Josip Loncaric josip at lanl.gov
Thu Jan 27 09:26:36 PST 2005

Karen Shaeffer wrote:
> [...]
If DDMs were interested in helping customers discriminate based on the
actual expected lifetime of drives, they would all publish running infant
mortality rates, updated weekly, during the production run of their disk
drives. Afterall, this is the one metric the entire organization is focused
on during production. But, what they hand out is this MTBF number to
prospective customers. A number they pay no attention to internally.

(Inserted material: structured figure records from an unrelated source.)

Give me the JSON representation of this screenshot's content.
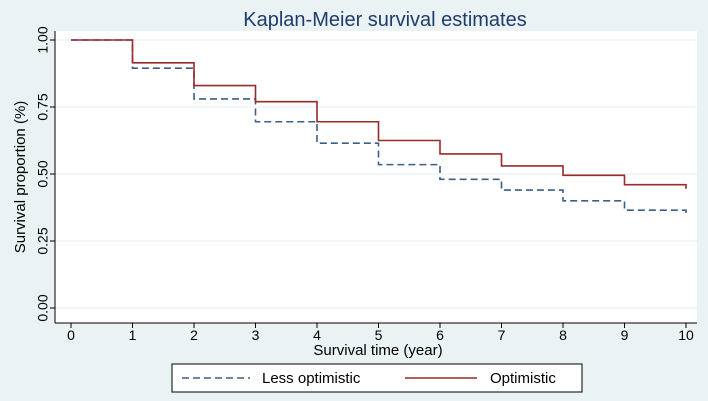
{
  "chart_data": {
    "type": "line",
    "step": true,
    "title": "Kaplan-Meier survival estimates",
    "xlabel": "Survival time (year)",
    "ylabel": "Survival proportion (%)",
    "xlim": [
      0,
      10
    ],
    "ylim": [
      0,
      1
    ],
    "x_ticks": [
      "0",
      "1",
      "2",
      "3",
      "4",
      "5",
      "6",
      "7",
      "8",
      "9",
      "10"
    ],
    "y_ticks": [
      "0.00",
      "0.25",
      "0.50",
      "0.75",
      "1.00"
    ],
    "grid": true,
    "legend_position": "bottom",
    "series": [
      {
        "name": "Less optimistic",
        "color": "#3b5f8a",
        "line_style": "dashed",
        "x": [
          0,
          1,
          2,
          3,
          4,
          5,
          6,
          7,
          8,
          9,
          10
        ],
        "y": [
          1.0,
          0.895,
          0.78,
          0.695,
          0.615,
          0.535,
          0.48,
          0.44,
          0.4,
          0.365,
          0.35
        ]
      },
      {
        "name": "Optimistic",
        "color": "#9b2a2a",
        "line_style": "solid",
        "x": [
          0,
          1,
          2,
          3,
          4,
          5,
          6,
          7,
          8,
          9,
          10
        ],
        "y": [
          1.0,
          0.915,
          0.83,
          0.77,
          0.695,
          0.625,
          0.575,
          0.53,
          0.495,
          0.46,
          0.445
        ]
      }
    ]
  }
}
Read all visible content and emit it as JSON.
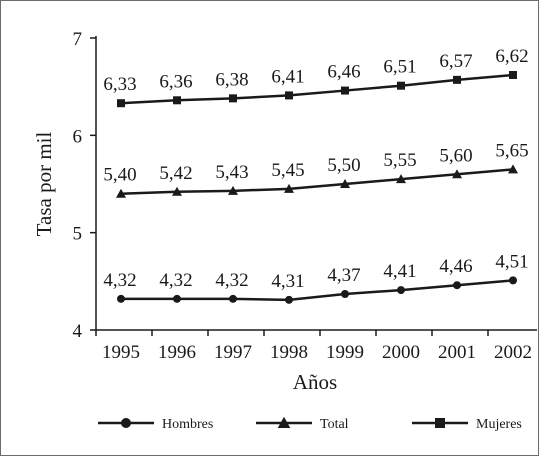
{
  "chart_data": {
    "type": "line",
    "xlabel": "Años",
    "ylabel": "Tasa por mil",
    "ylim": [
      4,
      7
    ],
    "yticks": [
      "4",
      "5",
      "6",
      "7"
    ],
    "categories": [
      "1995",
      "1996",
      "1997",
      "1998",
      "1999",
      "2000",
      "2001",
      "2002"
    ],
    "series": [
      {
        "name": "Mujeres",
        "marker": "square",
        "values": [
          6.33,
          6.36,
          6.38,
          6.41,
          6.46,
          6.51,
          6.57,
          6.62
        ],
        "labels": [
          "6,33",
          "6,36",
          "6,38",
          "6,41",
          "6,46",
          "6,51",
          "6,57",
          "6,62"
        ]
      },
      {
        "name": "Total",
        "marker": "triangle",
        "values": [
          5.4,
          5.42,
          5.43,
          5.45,
          5.5,
          5.55,
          5.6,
          5.65
        ],
        "labels": [
          "5,40",
          "5,42",
          "5,43",
          "5,45",
          "5,50",
          "5,55",
          "5,60",
          "5,65"
        ]
      },
      {
        "name": "Hombres",
        "marker": "circle",
        "values": [
          4.32,
          4.32,
          4.32,
          4.31,
          4.37,
          4.41,
          4.46,
          4.51
        ],
        "labels": [
          "4,32",
          "4,32",
          "4,32",
          "4,31",
          "4,37",
          "4,41",
          "4,46",
          "4,51"
        ]
      }
    ],
    "legend": {
      "placement": "bottom",
      "order": [
        "Hombres",
        "Total",
        "Mujeres"
      ]
    },
    "grid": false,
    "line_color": "#1a1a1a"
  }
}
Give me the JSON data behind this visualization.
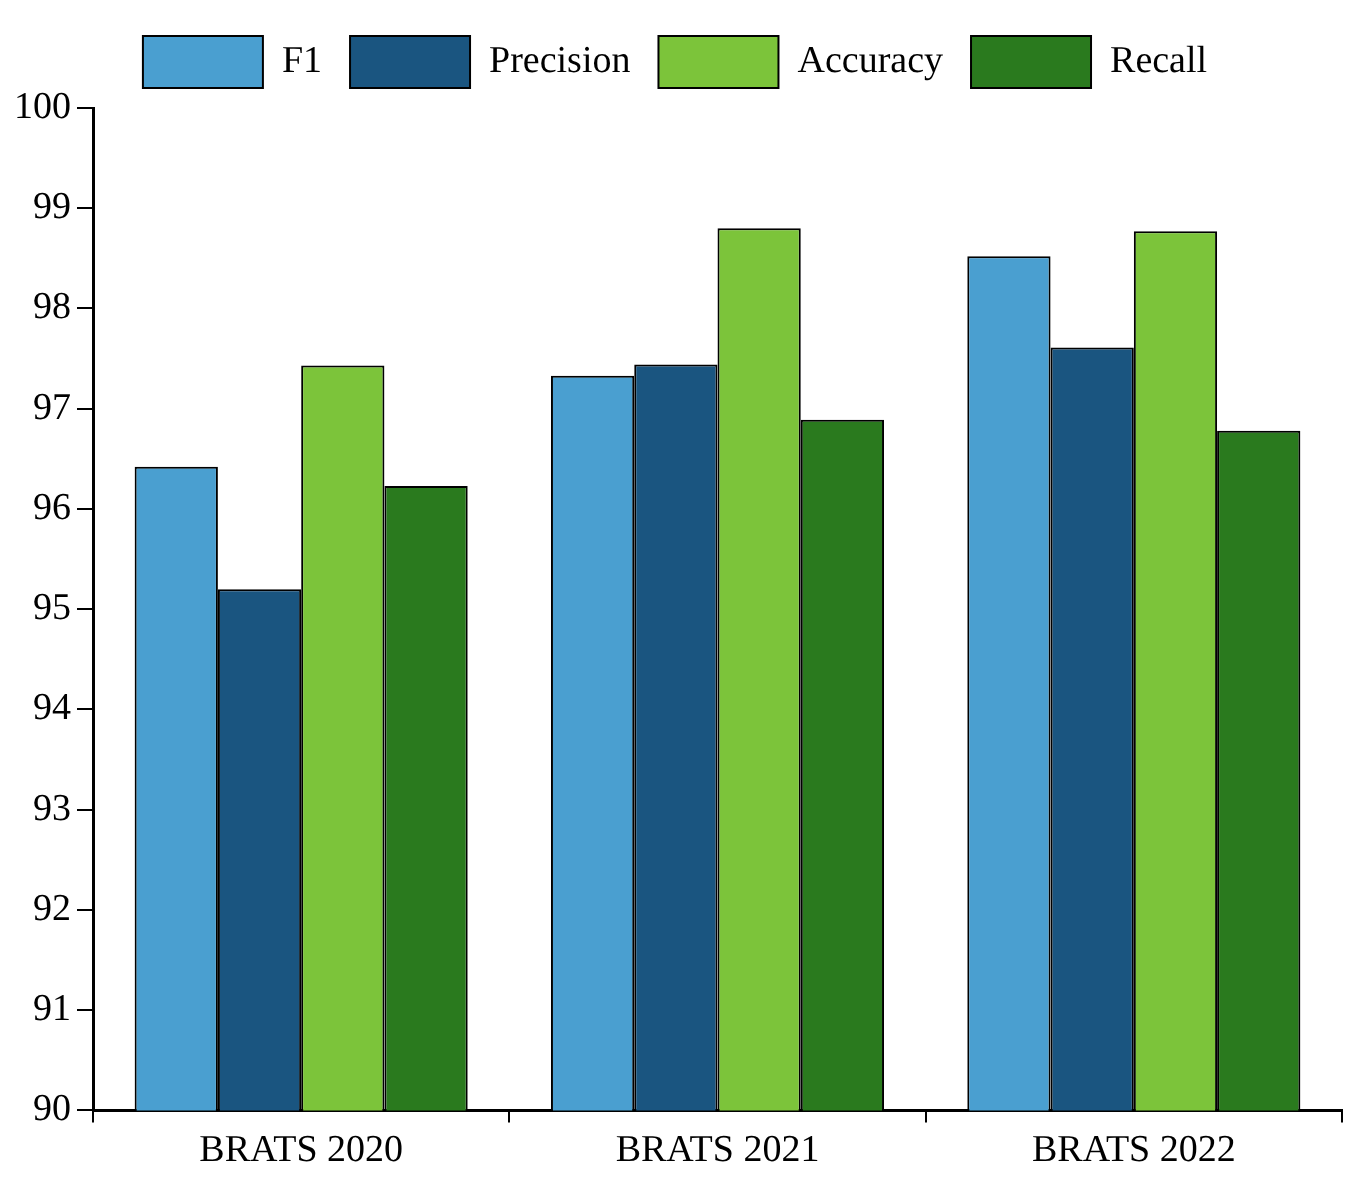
{
  "chart_data": {
    "type": "bar",
    "categories": [
      "BRATS 2020",
      "BRATS 2021",
      "BRATS 2022"
    ],
    "series": [
      {
        "name": "F1",
        "color": "#4a9fd0",
        "values": [
          96.42,
          97.33,
          98.52
        ]
      },
      {
        "name": "Precision",
        "color": "#1a5580",
        "values": [
          95.2,
          97.44,
          97.61
        ]
      },
      {
        "name": "Accuracy",
        "color": "#7cc43a",
        "values": [
          97.43,
          98.8,
          98.77
        ]
      },
      {
        "name": "Recall",
        "color": "#2a7a1e",
        "values": [
          96.23,
          96.89,
          96.78
        ]
      }
    ],
    "ylim": [
      90,
      100
    ],
    "yticks": [
      90,
      91,
      92,
      93,
      94,
      95,
      96,
      97,
      98,
      99,
      100
    ],
    "grid": false,
    "legend": "top"
  }
}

Karen's excellent introduction to the logic of disk drive manufacturing 
(DDM) is well worth reading -- particularly since the same factors drive 
other computer manufacturers: rapid product cycles, insane time 
pressures, thin profit margins, limited opportunity to prevent 
financially ruinous mistakes, etc.

I'd just like to offer my personal guesses of what manufacturers of 
commodity disk drives want to achieve: product lifespan of about 5 
years, infant mortality under 1%, and competitive MTBF numbers.  While 
MTBF claims are indeed soft, they are the only published data that 
relates to the mid-life failure rate, i.e. the period of peak interest 
to cluster users.

Infant mortality <1% is probably acceptable to cluster builders, but as 
Karen pointed out, things can go wrong.  Although DDMs will try to fix 
problems before too many bad drives are sold, the basic fact is that a 
bad batch of drives is something that neither DDMs nor their customers 
could have predicted (otherwise, DDMs would not put themselves at 
financial risk -- and they have more information than we do).

Therefore, deciding which drive model (or other component) to use fits 
under the topic of optimal decision making under uncertainty -- which is 
a standard part of game theory, often used in operations research, etc.

Making rational choices, which can withstand scrutiny even when things 
unexpectedly go wrong, is not just an art.  There is theory to build on.